New research: polar bears can survive shrinking sea ice

“Polar bears are flexible foragers and will shift their diets”

By JANE GEORGE

Three adult male polar bears feed on the remains of a bull caribou on Keyask Island on the Cape Churchill Peninsula on Aug. 8, 2012. (PHOTO BY R.F. ROCKWELL)


Three adult male polar bears feed on the remains of a bull caribou on Keyask Island on the Cape Churchill Peninsula on Aug. 8, 2012. (PHOTO BY R.F. ROCKWELL)

Polar bears living with a longer, ice-free season in the Arctic will turn to land-based foods to fill their tummies — and they’ll thrive.

That’s according to researchers from the American Museum of Natural History, whose paper was recently published in the online journal, Plos One.

In the article, co-authors Robert F. Rockwell and Linda Gormezano say predictions — made repeatedly by other researchers — that Western Hudson Bay polar bears will starve to death when the ice-free period increases by 60 more days are “overestimated.”

For their research, the two used the same data and calculations used by researchers who maintain that many polar bears will starve if the ice-free season increases to 180 days in 2068.

But Rockwell and Gormezano found there is more than enough food available on land to offset that starvation problem‚ as long as the polar bears take advantage of the land-based foods.

That’s a totally different conclusion than that reached by another researcher, who recently said a land-based diet won’t sustain polar bears.

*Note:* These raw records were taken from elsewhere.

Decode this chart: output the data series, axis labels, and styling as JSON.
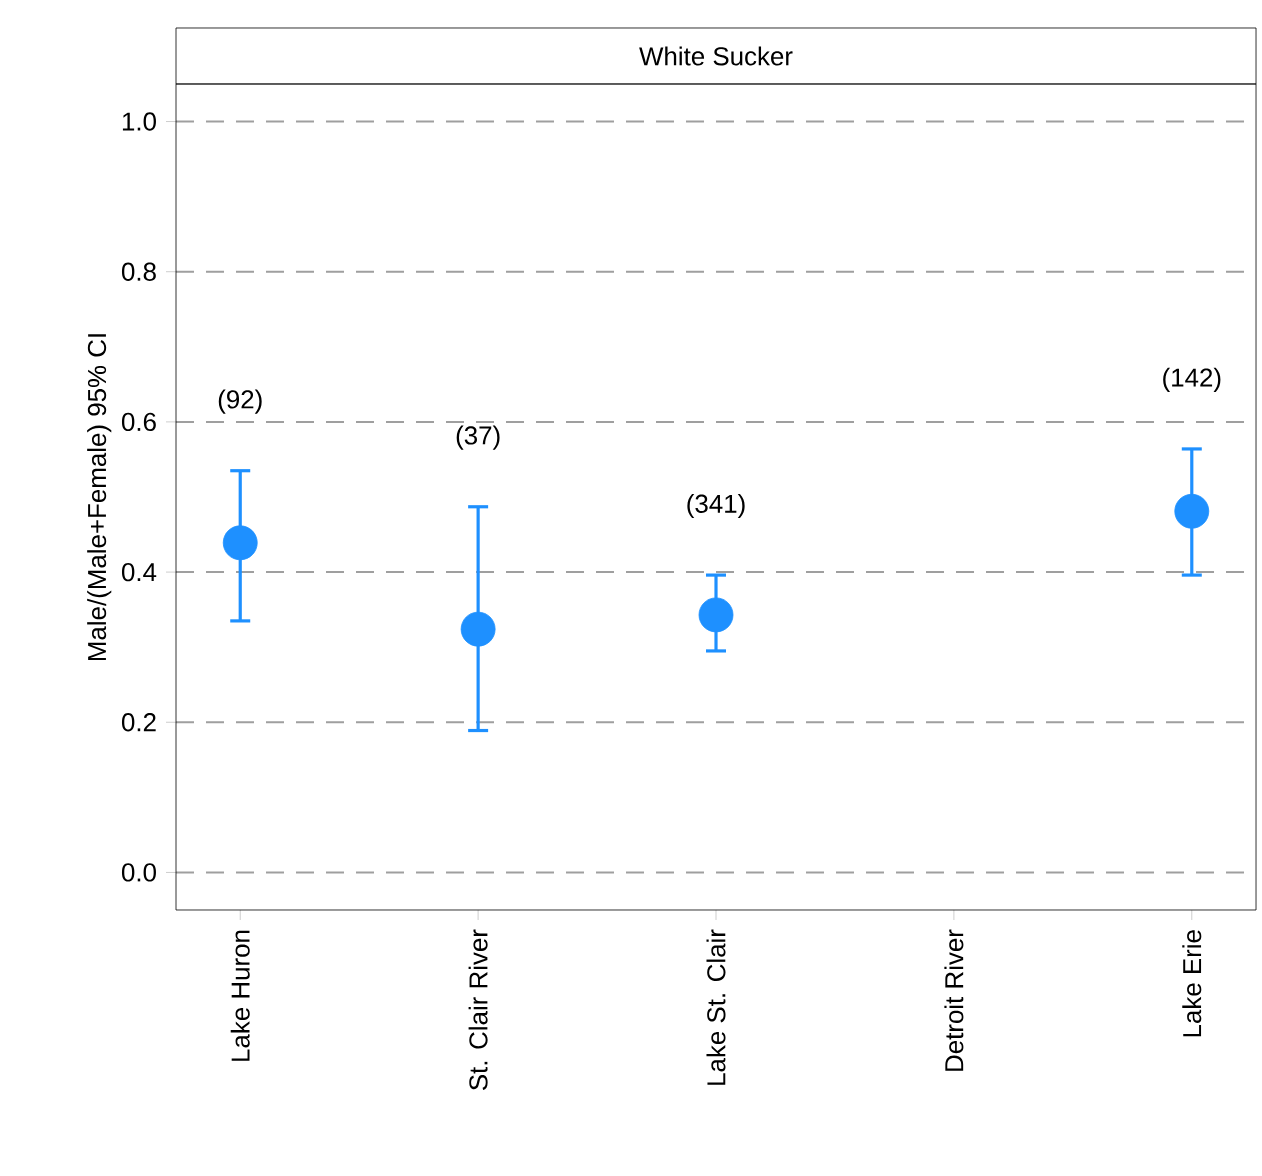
{
  "chart_data": {
    "type": "scatter",
    "title": "White Sucker",
    "ylabel": "Male/(Male+Female) 95% CI",
    "categories": [
      "Lake Huron",
      "St. Clair River",
      "Lake St. Clair",
      "Detroit River",
      "Lake Erie"
    ],
    "values": [
      0.439,
      0.324,
      0.343,
      null,
      0.481
    ],
    "errors": [
      [
        0.335,
        0.535
      ],
      [
        0.189,
        0.487
      ],
      [
        0.295,
        0.396
      ],
      null,
      [
        0.396,
        0.564
      ]
    ],
    "color": "#1e90ff",
    "marker": "circle",
    "grid": "y",
    "ylim": [
      -0.05,
      1.05
    ],
    "yticks": [
      {
        "value": 0,
        "label": "0.0"
      },
      {
        "value": 0.2,
        "label": "0.2"
      },
      {
        "value": 0.4,
        "label": "0.4"
      },
      {
        "value": 0.6,
        "label": "0.6"
      },
      {
        "value": 0.8,
        "label": "0.8"
      },
      {
        "value": 1,
        "label": "1.0"
      }
    ],
    "annotations": [
      "(92)",
      "(37)",
      "(341)",
      "(142)"
    ]
  }
}
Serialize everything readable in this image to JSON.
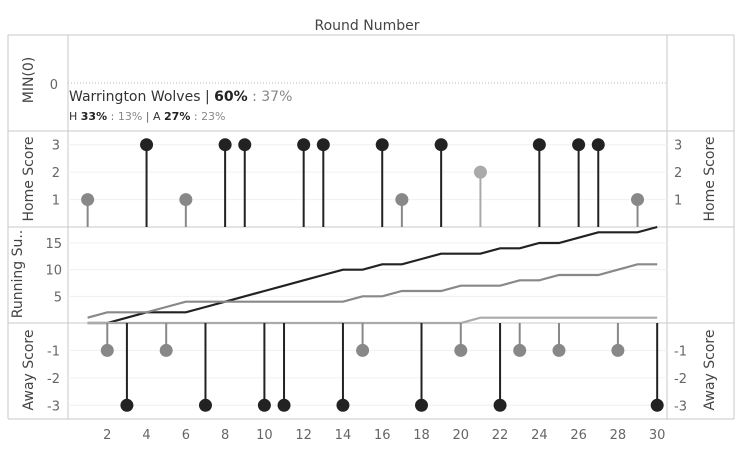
{
  "top_title": "Round Number",
  "colors": {
    "win": "#222222",
    "draw": "#aaaaaa",
    "loss": "#888888",
    "grid": "#d8d8d8",
    "frame": "#c8c8c8"
  },
  "min_panel": {
    "axis_title": "MIN(0)",
    "tick": "0",
    "team_line": {
      "name": "Warrington Wolves | ",
      "win_pct": "60%",
      "sep": " : ",
      "loss_pct": "37%"
    },
    "split_line": {
      "h_label": "H ",
      "h_win": "33%",
      "h_sep": " : ",
      "h_loss": "13%",
      "divider": "  |  ",
      "a_label": "A ",
      "a_win": "27%",
      "a_sep": " : ",
      "a_loss": "23%"
    }
  },
  "chart_data": [
    {
      "type": "scatter",
      "title": "Home Score",
      "xlabel": "Round Number",
      "ylabel": "Home Score",
      "ylim": [
        0,
        3.5
      ],
      "yticks": [
        1,
        2,
        3
      ],
      "points": [
        {
          "x": 1,
          "y": 1,
          "result": "loss"
        },
        {
          "x": 4,
          "y": 3,
          "result": "win"
        },
        {
          "x": 6,
          "y": 1,
          "result": "loss"
        },
        {
          "x": 8,
          "y": 3,
          "result": "win"
        },
        {
          "x": 9,
          "y": 3,
          "result": "win"
        },
        {
          "x": 12,
          "y": 3,
          "result": "win"
        },
        {
          "x": 13,
          "y": 3,
          "result": "win"
        },
        {
          "x": 16,
          "y": 3,
          "result": "win"
        },
        {
          "x": 17,
          "y": 1,
          "result": "loss"
        },
        {
          "x": 19,
          "y": 3,
          "result": "win"
        },
        {
          "x": 21,
          "y": 2,
          "result": "draw"
        },
        {
          "x": 24,
          "y": 3,
          "result": "win"
        },
        {
          "x": 26,
          "y": 3,
          "result": "win"
        },
        {
          "x": 27,
          "y": 3,
          "result": "win"
        },
        {
          "x": 29,
          "y": 1,
          "result": "loss"
        }
      ]
    },
    {
      "type": "line",
      "title": "Running Su..",
      "xlabel": "Round Number",
      "ylabel": "Running Su..",
      "ylim": [
        0,
        18
      ],
      "yticks": [
        5,
        10,
        15
      ],
      "x": [
        1,
        2,
        3,
        4,
        5,
        6,
        7,
        8,
        9,
        10,
        11,
        12,
        13,
        14,
        15,
        16,
        17,
        18,
        19,
        20,
        21,
        22,
        23,
        24,
        25,
        26,
        27,
        28,
        29,
        30
      ],
      "series": [
        {
          "result": "win",
          "values": [
            0,
            0,
            1,
            2,
            2,
            2,
            3,
            4,
            5,
            6,
            7,
            8,
            9,
            10,
            10,
            11,
            11,
            12,
            13,
            13,
            13,
            14,
            14,
            15,
            15,
            16,
            17,
            17,
            17,
            18
          ]
        },
        {
          "result": "loss",
          "values": [
            1,
            2,
            2,
            2,
            3,
            4,
            4,
            4,
            4,
            4,
            4,
            4,
            4,
            4,
            5,
            5,
            6,
            6,
            6,
            7,
            7,
            7,
            8,
            8,
            9,
            9,
            9,
            10,
            11,
            11
          ]
        },
        {
          "result": "draw",
          "values": [
            0,
            0,
            0,
            0,
            0,
            0,
            0,
            0,
            0,
            0,
            0,
            0,
            0,
            0,
            0,
            0,
            0,
            0,
            0,
            0,
            1,
            1,
            1,
            1,
            1,
            1,
            1,
            1,
            1,
            1
          ]
        }
      ]
    },
    {
      "type": "scatter",
      "title": "Away Score",
      "xlabel": "Round Number",
      "ylabel": "Away Score",
      "ylim": [
        -3.5,
        0
      ],
      "yticks": [
        -1,
        -2,
        -3
      ],
      "points": [
        {
          "x": 2,
          "y": -1,
          "result": "loss"
        },
        {
          "x": 3,
          "y": -3,
          "result": "win"
        },
        {
          "x": 5,
          "y": -1,
          "result": "loss"
        },
        {
          "x": 7,
          "y": -3,
          "result": "win"
        },
        {
          "x": 10,
          "y": -3,
          "result": "win"
        },
        {
          "x": 11,
          "y": -3,
          "result": "win"
        },
        {
          "x": 14,
          "y": -3,
          "result": "win"
        },
        {
          "x": 15,
          "y": -1,
          "result": "loss"
        },
        {
          "x": 18,
          "y": -3,
          "result": "win"
        },
        {
          "x": 20,
          "y": -1,
          "result": "loss"
        },
        {
          "x": 22,
          "y": -3,
          "result": "win"
        },
        {
          "x": 23,
          "y": -1,
          "result": "loss"
        },
        {
          "x": 25,
          "y": -1,
          "result": "loss"
        },
        {
          "x": 28,
          "y": -1,
          "result": "loss"
        },
        {
          "x": 30,
          "y": -3,
          "result": "win"
        }
      ]
    }
  ],
  "x_axis": {
    "title": "Round Number",
    "ticks": [
      2,
      4,
      6,
      8,
      10,
      12,
      14,
      16,
      18,
      20,
      22,
      24,
      26,
      28,
      30
    ],
    "range": [
      0,
      30.5
    ]
  }
}
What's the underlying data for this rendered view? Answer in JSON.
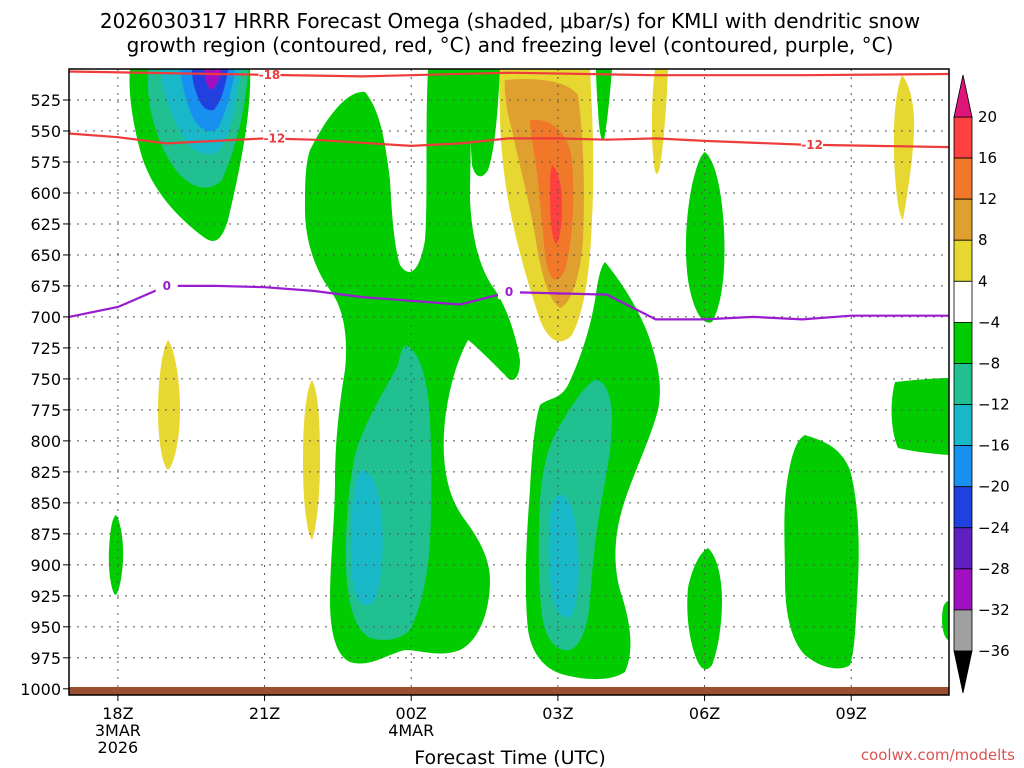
{
  "chart_data": {
    "type": "heatmap",
    "title_line1": "2026030317 HRRR Forecast Omega (shaded, μbar/s) for KMLI with dendritic snow",
    "title_line2": "growth region (contoured, red, °C) and freezing level (contoured, purple, °C)",
    "xlabel": "Forecast Time (UTC)",
    "ylabel": "",
    "credit": "coolwx.com/modelts",
    "x_ticks": [
      {
        "label": "18Z",
        "sub1": "3MAR",
        "sub2": "2026",
        "hour": 1
      },
      {
        "label": "21Z",
        "sub1": "",
        "sub2": "",
        "hour": 4
      },
      {
        "label": "00Z",
        "sub1": "4MAR",
        "sub2": "",
        "hour": 7
      },
      {
        "label": "03Z",
        "sub1": "",
        "sub2": "",
        "hour": 10
      },
      {
        "label": "06Z",
        "sub1": "",
        "sub2": "",
        "hour": 13
      },
      {
        "label": "09Z",
        "sub1": "",
        "sub2": "",
        "hour": 16
      }
    ],
    "x_range_hours": [
      0,
      18
    ],
    "y_levels_hPa": [
      "525",
      "550",
      "575",
      "600",
      "625",
      "650",
      "675",
      "700",
      "725",
      "750",
      "775",
      "800",
      "825",
      "850",
      "875",
      "900",
      "925",
      "950",
      "975",
      "1000"
    ],
    "y_range_hPa": [
      500,
      1005
    ],
    "colorbar": {
      "labels": [
        "20",
        "16",
        "12",
        "8",
        "4",
        "−4",
        "−8",
        "−12",
        "−16",
        "−20",
        "−24",
        "−28",
        "−32",
        "−36"
      ],
      "bins": [
        {
          "range": "16 to 20",
          "color": "#ff4040"
        },
        {
          "range": "12 to 16",
          "color": "#f07828"
        },
        {
          "range": "8 to 12",
          "color": "#e0a030"
        },
        {
          "range": "4 to 8",
          "color": "#e6d830"
        },
        {
          "range": "-4 to 4",
          "color": "#ffffff"
        },
        {
          "range": "-8 to -4",
          "color": "#00cc00"
        },
        {
          "range": "-12 to -8",
          "color": "#20c090"
        },
        {
          "range": "-16 to -12",
          "color": "#18b8c8"
        },
        {
          "range": "-20 to -16",
          "color": "#1890f0"
        },
        {
          "range": "-24 to -20",
          "color": "#2040e0"
        },
        {
          "range": "-28 to -24",
          "color": "#6020c0"
        },
        {
          "range": "-32 to -28",
          "color": "#a010c0"
        },
        {
          "range": "-36 to -32",
          "color": "#a0a0a0"
        }
      ],
      "top_arrow_color": "#e0157a",
      "bottom_arrow_color": "#000000"
    },
    "contours": {
      "dgz_minus18": {
        "label": "-18",
        "color": "#ee3b3b",
        "points": [
          [
            0,
            502
          ],
          [
            3,
            504
          ],
          [
            6,
            506
          ],
          [
            9,
            503
          ],
          [
            12,
            505
          ],
          [
            15,
            505
          ],
          [
            18,
            504
          ]
        ]
      },
      "dgz_minus12": {
        "label": "-12",
        "color": "#ee3b3b",
        "label2": "-12",
        "points": [
          [
            0,
            552
          ],
          [
            1,
            555
          ],
          [
            2,
            560
          ],
          [
            3,
            558
          ],
          [
            4,
            556
          ],
          [
            5,
            557
          ],
          [
            7,
            562
          ],
          [
            8,
            560
          ],
          [
            9,
            556
          ],
          [
            10,
            556
          ],
          [
            11,
            557
          ],
          [
            12,
            556
          ],
          [
            13,
            558
          ],
          [
            15,
            561
          ],
          [
            18,
            563
          ]
        ]
      },
      "freezing_level": {
        "label": "0",
        "color": "#9a1bd0",
        "label2": "0",
        "points": [
          [
            0,
            700
          ],
          [
            1,
            692
          ],
          [
            2,
            675
          ],
          [
            3,
            675
          ],
          [
            4,
            676
          ],
          [
            5,
            679
          ],
          [
            6,
            684
          ],
          [
            7,
            687
          ],
          [
            8,
            690
          ],
          [
            9,
            680
          ],
          [
            10,
            681
          ],
          [
            11,
            682
          ],
          [
            12,
            702
          ],
          [
            13,
            702
          ],
          [
            14,
            700
          ],
          [
            15,
            702
          ],
          [
            16,
            699
          ],
          [
            18,
            699
          ]
        ]
      }
    },
    "surface_color": "#9a5030"
  }
}
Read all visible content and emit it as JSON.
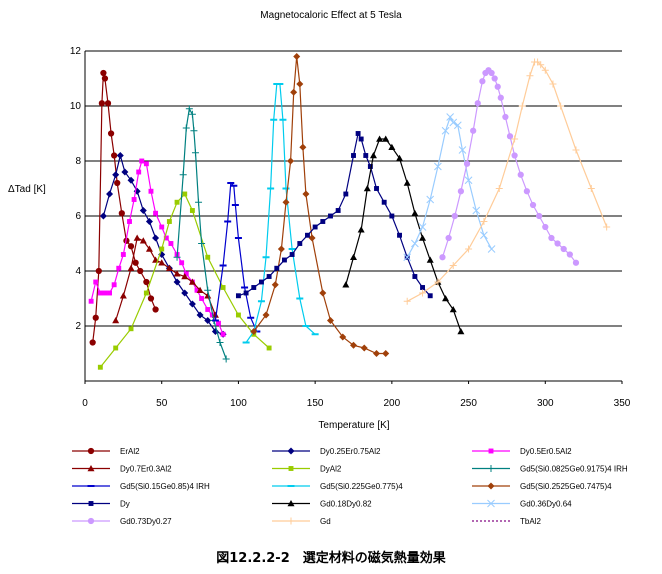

“It is odd that people who have never spent much time on the Hudson Bay coast during the ice free period could make such claims,” Rockwell told Nunatsiaq News.

For their research, Rockwell and Gormezano draw on traditional knowledge from Cree and Dene elders and Inuit.

While polar bears usually rely on seal pups to get them through the ice-free periods, by using the same “energy-saving, surprise hunting methods,” polar bears could instead hunt more geese and caribou, they said.

“We feel that polar bears are flexible foragers and will shift their diets opportunistically as the needs arise,” said Rockwell, who has conducted research on the Cape Churchill Peninsula, east of Churchill, Man., for nearly 50 years.

Over that time, the snow goose population has increased from 2,500 pairs to 75,000 pairs and the caribou herd from a few hundred to several thousand, he said.

And polar bears have already discovered this growing source of food.

“We have only worked with the polar bears on the Cape Churchill Peninsula,” Rockwell said, but others working in Hudson Strait and on the Svalbard Islands have found polar bears “doing the same things we have.”

This isn’t the first time that studies by Rockwell and Gormezano have tried to demonstrate polar bears’ adaptability in a warmer climate.

In this latest article they look more closely at how polar bears may be better set up to hunt land-based foods when the ice-free period increases by two months.

The two say the polar bears’ earlier arrival onshore could allow for a better overlap with the incubation period of snow geese and caribou calving periods.

They look at how hungry adult male polar bears could be supported by eggs, geese and caribou in 2068, when Hudson Bay’s ice-free season expands to 180 days.

Gormezano calculated that, to thrive during the ice-free season, a starving polar bear would have to consume five egg clutches every three days, one incubating female off the nest every three days, two goslings every three days, one flightless adult each day and one adult male caribou.

This kind of “combination diet” could keep polar bears from starving.

“One of the big unknowns is how much energy the bears would have to expend to obtain it,” said Rockwell. “We do know that eggs can be acquired with little energy expenditure, snow geese are chased as groups when they are flightless into willow bushes and killed, and caribou are successfully ambushed rather than chased.”

But to know the exact amount of energy used by polar bears to catch geese and caribou would require studies of polar bears on treadmills wearing bonnets to collect their breath, he said.

“While those may someday be done, it will be a while,” Rockwell said.

Still, “there is so much energy available in just these land based foods that, even if the bears are inefficient, the land based food could offset much of the predicted starvation.”

And there are other foods that polar bears will likely use to flesh out their diet.

Rockwell and Gormezano only calculated the energy available from snow goose eggs, snow geese and caribou because those were the most common foods found in the polar bears’ diet.

But polar bears are also catching and eating seals that haul out on the shoreline in increasing numbers, Rockwell said.

“There has also been an increase in the numbers of beluga whale calves being captured in shallow water as the tide goes out,” he said. “In some of those cases, the polar bears stand on large rocks and jump onto the beluga calves to kill them.”

In their article Rockwell and Gormezano also debunk studies suggesting that polar bears can’t thrive on a less-fatty diet than seals, blaming that conclusion on the impact of capture-related stress on metabolic blood test results.